Certaines écoles avaient déjà instauré cette interdiction, comme l’école secondaire d’Oka, le Collège Charles-Lemoyne à Longueuil et l’école secondaire de Rochebelle à Québec. Si l’on se fie à leur expérience, on peut s’attendre à plusieurs bénéfices:

  • une augmentation des interactions sociales entre les élèves;
  • une meilleure relation entre les élèves et le personnel scolaire;
  • une hausse de l’activité physique, du temps passé à l’extérieur et de la participation aux activités parascolaires proposées sur l’heure du midi;
  • une augmentation de la concentration et de l’attention en classe;
  • une amélioration de la performance et des résultats scolaires.

Petit bémol: à l’école secondaire d’Oka, on a constaté un changement dans les habitudes numériques des élèves plutôt qu’une diminution du temps d’écran total, comme souhaité. En effet, les premiers mois, les jeunes ont compensé le temps qu’ils et elles ne pouvaient plus passer sur leur cellulaire à l’école en l’utilisant davantage durant la soirée. C’est pourquoi il importe que vous mainteniez des règles claires en lien avec les écrans à la maison et que vous continuiez de surveiller attentivement les habitudes numériques de votre enfant.

5. Comment instaurer avec succès l’interdiction du cellulaire dans les écoles?

La collaboration entre les directions d’école, le personnel enseignant, les parents et les élèves est essentielle pour faciliter cette importante transition.

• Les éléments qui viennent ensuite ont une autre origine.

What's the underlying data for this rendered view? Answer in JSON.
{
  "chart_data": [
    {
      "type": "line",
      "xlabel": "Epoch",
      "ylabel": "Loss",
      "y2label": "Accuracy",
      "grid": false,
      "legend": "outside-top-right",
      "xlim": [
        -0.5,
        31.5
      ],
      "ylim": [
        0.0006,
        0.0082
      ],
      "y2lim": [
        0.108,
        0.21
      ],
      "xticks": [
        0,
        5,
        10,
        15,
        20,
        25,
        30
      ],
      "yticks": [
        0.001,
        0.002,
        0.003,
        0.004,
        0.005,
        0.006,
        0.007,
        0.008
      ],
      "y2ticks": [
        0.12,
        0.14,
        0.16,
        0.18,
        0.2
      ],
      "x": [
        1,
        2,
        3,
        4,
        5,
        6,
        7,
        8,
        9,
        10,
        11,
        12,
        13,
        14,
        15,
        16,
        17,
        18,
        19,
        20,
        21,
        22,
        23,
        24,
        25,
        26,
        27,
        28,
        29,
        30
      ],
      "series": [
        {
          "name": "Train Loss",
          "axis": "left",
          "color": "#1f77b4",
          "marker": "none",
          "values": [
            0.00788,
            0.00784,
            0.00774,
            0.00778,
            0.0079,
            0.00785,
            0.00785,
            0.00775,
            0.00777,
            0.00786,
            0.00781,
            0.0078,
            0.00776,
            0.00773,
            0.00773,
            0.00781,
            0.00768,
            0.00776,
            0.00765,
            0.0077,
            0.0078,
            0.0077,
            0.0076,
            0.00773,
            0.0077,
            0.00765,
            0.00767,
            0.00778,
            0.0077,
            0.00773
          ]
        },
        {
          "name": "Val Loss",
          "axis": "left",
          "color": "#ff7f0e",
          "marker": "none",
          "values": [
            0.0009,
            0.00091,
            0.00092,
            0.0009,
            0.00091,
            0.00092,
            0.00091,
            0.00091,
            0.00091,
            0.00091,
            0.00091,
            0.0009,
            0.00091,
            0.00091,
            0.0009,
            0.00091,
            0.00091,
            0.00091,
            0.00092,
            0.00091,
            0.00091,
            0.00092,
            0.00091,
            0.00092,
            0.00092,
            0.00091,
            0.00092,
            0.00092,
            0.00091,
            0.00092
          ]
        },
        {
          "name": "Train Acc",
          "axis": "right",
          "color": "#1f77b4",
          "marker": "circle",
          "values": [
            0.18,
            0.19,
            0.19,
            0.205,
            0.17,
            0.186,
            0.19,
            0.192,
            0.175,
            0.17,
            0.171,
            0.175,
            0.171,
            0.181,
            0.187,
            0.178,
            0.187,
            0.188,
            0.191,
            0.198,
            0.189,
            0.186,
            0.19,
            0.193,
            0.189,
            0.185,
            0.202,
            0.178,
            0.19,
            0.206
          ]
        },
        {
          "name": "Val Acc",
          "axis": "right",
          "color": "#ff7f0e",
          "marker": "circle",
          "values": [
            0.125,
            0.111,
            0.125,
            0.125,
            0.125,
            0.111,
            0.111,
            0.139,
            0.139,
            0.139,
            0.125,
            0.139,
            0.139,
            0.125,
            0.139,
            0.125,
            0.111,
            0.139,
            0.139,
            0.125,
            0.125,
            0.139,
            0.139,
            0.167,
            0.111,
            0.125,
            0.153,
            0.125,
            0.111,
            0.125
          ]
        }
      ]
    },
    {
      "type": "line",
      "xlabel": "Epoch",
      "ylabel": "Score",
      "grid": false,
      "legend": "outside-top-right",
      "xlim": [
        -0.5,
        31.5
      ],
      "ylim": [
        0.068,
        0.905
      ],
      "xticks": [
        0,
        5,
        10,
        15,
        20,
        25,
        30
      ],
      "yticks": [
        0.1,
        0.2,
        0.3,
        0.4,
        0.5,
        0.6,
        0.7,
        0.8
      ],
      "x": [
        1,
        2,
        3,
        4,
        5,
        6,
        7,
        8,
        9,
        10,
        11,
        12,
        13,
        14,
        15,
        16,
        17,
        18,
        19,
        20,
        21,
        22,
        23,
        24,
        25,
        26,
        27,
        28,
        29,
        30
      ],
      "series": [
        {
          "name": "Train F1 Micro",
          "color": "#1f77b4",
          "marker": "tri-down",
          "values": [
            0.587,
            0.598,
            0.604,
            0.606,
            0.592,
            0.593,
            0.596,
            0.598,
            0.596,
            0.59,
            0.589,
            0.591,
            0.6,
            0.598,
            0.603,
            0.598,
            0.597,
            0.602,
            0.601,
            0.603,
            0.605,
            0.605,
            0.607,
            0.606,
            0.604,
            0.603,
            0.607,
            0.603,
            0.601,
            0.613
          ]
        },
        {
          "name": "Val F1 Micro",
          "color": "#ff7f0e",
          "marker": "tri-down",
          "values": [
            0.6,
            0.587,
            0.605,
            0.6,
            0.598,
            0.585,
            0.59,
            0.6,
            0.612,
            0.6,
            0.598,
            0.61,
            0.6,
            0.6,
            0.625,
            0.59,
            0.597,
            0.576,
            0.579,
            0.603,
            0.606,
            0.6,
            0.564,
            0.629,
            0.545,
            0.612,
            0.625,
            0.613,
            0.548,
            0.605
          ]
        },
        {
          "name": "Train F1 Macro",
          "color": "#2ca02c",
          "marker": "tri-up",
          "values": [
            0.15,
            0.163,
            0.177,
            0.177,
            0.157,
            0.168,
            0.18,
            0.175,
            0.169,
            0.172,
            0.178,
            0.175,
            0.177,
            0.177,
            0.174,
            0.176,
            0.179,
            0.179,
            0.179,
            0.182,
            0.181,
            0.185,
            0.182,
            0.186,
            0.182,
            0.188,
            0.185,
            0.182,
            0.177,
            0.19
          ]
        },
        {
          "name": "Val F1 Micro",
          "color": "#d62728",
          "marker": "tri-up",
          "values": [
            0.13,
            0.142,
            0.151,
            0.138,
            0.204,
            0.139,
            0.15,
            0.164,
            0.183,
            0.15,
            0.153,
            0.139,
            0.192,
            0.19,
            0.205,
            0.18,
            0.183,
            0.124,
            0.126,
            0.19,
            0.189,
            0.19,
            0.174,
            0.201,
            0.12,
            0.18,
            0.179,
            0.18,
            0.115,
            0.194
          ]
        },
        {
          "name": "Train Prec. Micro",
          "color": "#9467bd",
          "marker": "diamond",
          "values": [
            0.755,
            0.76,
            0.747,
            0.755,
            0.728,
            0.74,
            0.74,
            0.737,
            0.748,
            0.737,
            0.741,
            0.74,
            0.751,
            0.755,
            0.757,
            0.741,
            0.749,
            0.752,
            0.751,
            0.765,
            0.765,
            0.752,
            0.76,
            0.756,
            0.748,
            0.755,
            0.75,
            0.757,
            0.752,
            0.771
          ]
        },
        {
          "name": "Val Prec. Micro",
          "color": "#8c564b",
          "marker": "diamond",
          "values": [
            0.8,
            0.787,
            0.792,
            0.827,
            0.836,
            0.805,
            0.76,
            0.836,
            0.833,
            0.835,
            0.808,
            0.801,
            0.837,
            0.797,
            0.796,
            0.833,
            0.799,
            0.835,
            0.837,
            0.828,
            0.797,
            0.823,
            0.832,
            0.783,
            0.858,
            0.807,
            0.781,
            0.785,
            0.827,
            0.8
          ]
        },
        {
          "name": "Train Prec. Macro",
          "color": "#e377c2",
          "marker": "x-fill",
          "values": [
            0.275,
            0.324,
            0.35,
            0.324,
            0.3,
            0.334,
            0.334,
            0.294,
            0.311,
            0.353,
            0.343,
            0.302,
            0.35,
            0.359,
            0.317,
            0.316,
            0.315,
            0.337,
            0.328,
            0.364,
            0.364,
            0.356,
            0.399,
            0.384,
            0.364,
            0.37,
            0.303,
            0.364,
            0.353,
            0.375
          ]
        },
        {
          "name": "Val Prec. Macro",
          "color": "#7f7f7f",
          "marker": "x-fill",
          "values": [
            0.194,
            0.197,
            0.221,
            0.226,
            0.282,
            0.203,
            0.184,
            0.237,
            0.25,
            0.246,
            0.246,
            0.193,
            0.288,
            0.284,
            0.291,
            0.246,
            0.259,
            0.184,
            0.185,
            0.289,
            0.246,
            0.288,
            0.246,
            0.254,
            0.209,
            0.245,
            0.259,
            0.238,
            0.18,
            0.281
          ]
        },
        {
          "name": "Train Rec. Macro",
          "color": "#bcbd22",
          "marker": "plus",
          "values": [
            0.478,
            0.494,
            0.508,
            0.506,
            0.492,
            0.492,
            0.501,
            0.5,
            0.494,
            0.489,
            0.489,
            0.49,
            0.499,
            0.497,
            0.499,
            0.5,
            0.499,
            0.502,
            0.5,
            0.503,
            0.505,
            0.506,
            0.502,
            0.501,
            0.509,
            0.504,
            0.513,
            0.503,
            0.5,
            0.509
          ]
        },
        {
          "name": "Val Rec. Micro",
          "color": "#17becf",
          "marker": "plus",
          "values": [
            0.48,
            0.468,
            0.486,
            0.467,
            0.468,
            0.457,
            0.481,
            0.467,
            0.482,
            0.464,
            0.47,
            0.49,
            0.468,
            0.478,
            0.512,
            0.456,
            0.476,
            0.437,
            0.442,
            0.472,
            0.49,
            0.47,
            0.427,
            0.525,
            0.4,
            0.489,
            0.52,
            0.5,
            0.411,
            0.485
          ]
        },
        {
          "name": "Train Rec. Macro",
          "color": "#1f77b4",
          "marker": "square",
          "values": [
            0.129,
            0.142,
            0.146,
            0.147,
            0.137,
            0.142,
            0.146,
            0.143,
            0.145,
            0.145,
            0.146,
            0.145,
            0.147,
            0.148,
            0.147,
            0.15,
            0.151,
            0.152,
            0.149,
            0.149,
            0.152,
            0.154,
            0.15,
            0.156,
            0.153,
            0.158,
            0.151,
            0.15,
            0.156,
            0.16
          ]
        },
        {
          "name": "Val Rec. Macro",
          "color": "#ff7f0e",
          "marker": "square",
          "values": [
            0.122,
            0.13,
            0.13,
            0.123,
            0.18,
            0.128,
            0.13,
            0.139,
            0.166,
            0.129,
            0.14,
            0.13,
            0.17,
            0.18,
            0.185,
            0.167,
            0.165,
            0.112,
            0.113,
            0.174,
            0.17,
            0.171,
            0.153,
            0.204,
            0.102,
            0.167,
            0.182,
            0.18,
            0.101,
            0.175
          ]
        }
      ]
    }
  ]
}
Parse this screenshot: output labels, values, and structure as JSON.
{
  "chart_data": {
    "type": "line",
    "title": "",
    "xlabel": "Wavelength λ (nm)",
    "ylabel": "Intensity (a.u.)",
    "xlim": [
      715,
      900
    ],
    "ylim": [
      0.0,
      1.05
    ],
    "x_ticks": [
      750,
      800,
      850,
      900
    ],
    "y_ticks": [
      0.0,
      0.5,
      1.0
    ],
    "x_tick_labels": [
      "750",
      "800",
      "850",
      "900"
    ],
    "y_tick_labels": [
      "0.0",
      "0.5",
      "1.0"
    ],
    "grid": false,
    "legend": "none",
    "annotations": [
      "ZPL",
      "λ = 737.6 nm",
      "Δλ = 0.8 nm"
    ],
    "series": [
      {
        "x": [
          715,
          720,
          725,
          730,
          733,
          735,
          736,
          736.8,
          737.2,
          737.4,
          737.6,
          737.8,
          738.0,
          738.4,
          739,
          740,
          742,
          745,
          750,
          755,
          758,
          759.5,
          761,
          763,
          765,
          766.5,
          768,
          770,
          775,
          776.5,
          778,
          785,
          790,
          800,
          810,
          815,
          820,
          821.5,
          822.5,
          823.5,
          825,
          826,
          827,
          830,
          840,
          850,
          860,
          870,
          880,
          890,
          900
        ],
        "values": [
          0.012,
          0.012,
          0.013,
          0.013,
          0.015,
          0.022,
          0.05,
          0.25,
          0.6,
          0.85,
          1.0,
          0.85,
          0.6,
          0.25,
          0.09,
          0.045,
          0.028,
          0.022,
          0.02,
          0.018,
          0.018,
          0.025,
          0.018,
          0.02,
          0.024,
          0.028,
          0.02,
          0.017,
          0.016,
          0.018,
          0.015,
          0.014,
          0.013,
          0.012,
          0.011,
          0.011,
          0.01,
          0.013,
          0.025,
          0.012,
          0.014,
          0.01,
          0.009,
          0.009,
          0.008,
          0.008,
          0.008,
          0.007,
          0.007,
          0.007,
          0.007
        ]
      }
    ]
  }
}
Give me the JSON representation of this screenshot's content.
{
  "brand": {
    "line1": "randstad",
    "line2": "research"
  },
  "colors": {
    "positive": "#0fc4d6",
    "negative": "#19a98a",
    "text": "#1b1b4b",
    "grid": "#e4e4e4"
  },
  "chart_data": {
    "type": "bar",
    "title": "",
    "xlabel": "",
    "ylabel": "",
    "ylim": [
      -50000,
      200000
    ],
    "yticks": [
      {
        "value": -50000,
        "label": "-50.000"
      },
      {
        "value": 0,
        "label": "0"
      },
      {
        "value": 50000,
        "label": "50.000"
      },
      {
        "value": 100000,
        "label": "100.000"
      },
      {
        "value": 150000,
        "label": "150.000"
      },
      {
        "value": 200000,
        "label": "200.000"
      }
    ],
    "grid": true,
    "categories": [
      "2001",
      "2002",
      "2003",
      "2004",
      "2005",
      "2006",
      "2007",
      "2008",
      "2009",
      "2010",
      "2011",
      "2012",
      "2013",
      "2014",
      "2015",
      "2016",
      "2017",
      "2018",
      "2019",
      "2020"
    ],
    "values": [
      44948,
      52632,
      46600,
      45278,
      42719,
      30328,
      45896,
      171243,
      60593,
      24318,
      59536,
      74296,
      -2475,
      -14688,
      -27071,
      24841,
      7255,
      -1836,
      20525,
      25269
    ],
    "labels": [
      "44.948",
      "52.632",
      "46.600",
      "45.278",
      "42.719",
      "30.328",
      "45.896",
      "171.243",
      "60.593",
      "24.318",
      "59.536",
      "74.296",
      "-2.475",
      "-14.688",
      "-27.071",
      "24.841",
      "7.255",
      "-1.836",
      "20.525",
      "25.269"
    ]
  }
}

  • Les directions d’école doivent expliquer aux élèves les raisons de l’interdiction des cellulaires en mettant l’accent sur les bienfaits et en se basant sur des données probantes. Elles devraient également offrir du soutien et des stratégies aux élèves qui ont besoin d’aide pour s’habituer à l’école sans cellulaire. Puis des activités doivent être organisées en dehors des heures de cours pour occuper le temps libre des élèves.
  • Le personnel enseignant doit appliquer le nouveau règlement de manière uniforme, tout en se montrant empathique et bienveillant envers les élèves, qui vivent un gros changement.
  • Les parents doivent tenir un discours cohérent avec celui de l’école et continuer d’encadrer l’utilisation des écrans pour éviter que leur enfant en augmente l’usage à la maison.
  • Les élèves doivent avoir la possibilité de s’exprimer sur ce changement majeur dans leur vie, tant à l’école qu’à la maison, pour sentir qu’ils et elles participent à la transition plutôt que de la subir.

6. Est-ce que d’autres stratégies devraient être mises en place dans les écoles afin de favoriser le bien-être numérique des jeunes?

Carolanne Campeau croit fermement que oui. « Puisque la technologie est omniprésente, on s’attend à ce que les enfants apprennent à s’en servir à la maison. Mais les études notent de grandes inégalités chez les jeunes en matière de compétences numériques, parce que certains parents ont plus de connaissances que d’autres à ce sujet », fait-elle remarquer.

Selon elle, c’est donc aux écoles que revient le rôle d’enseigner aux jeunes comment utiliser Internet et les écrans. « Je réintégrerais les laboratoires informatiques dans les écoles, puis j’ajouterais les compétences numériques dans le cursus scolaire. Les jeunes doivent apprendre à utiliser les écrans. Ils et elles doivent savoir comment ils fonctionnent, mais aussi comment les utiliser de façon sécuritaire et équilibrée », poursuit la conseillère en prévention des risques liés à l’usage des écrans. Cela devient d’autant plus important face à l’évolution rapide des technologies, notamment l’intelligence artificielle (IA).

Pour obtenir des conseils afin de bien accompagner votre jeune lors de la prochaine rentrée scolaire, allez lire l’article Interdiction du cellulaire à l’école: conseils aux parents.

Le gouvernement doit aller plus loin en appliquant d’autres recommandations de la Commission dans les écoles afin de vraiment réduire les méfaits des écrans chez les jeunes.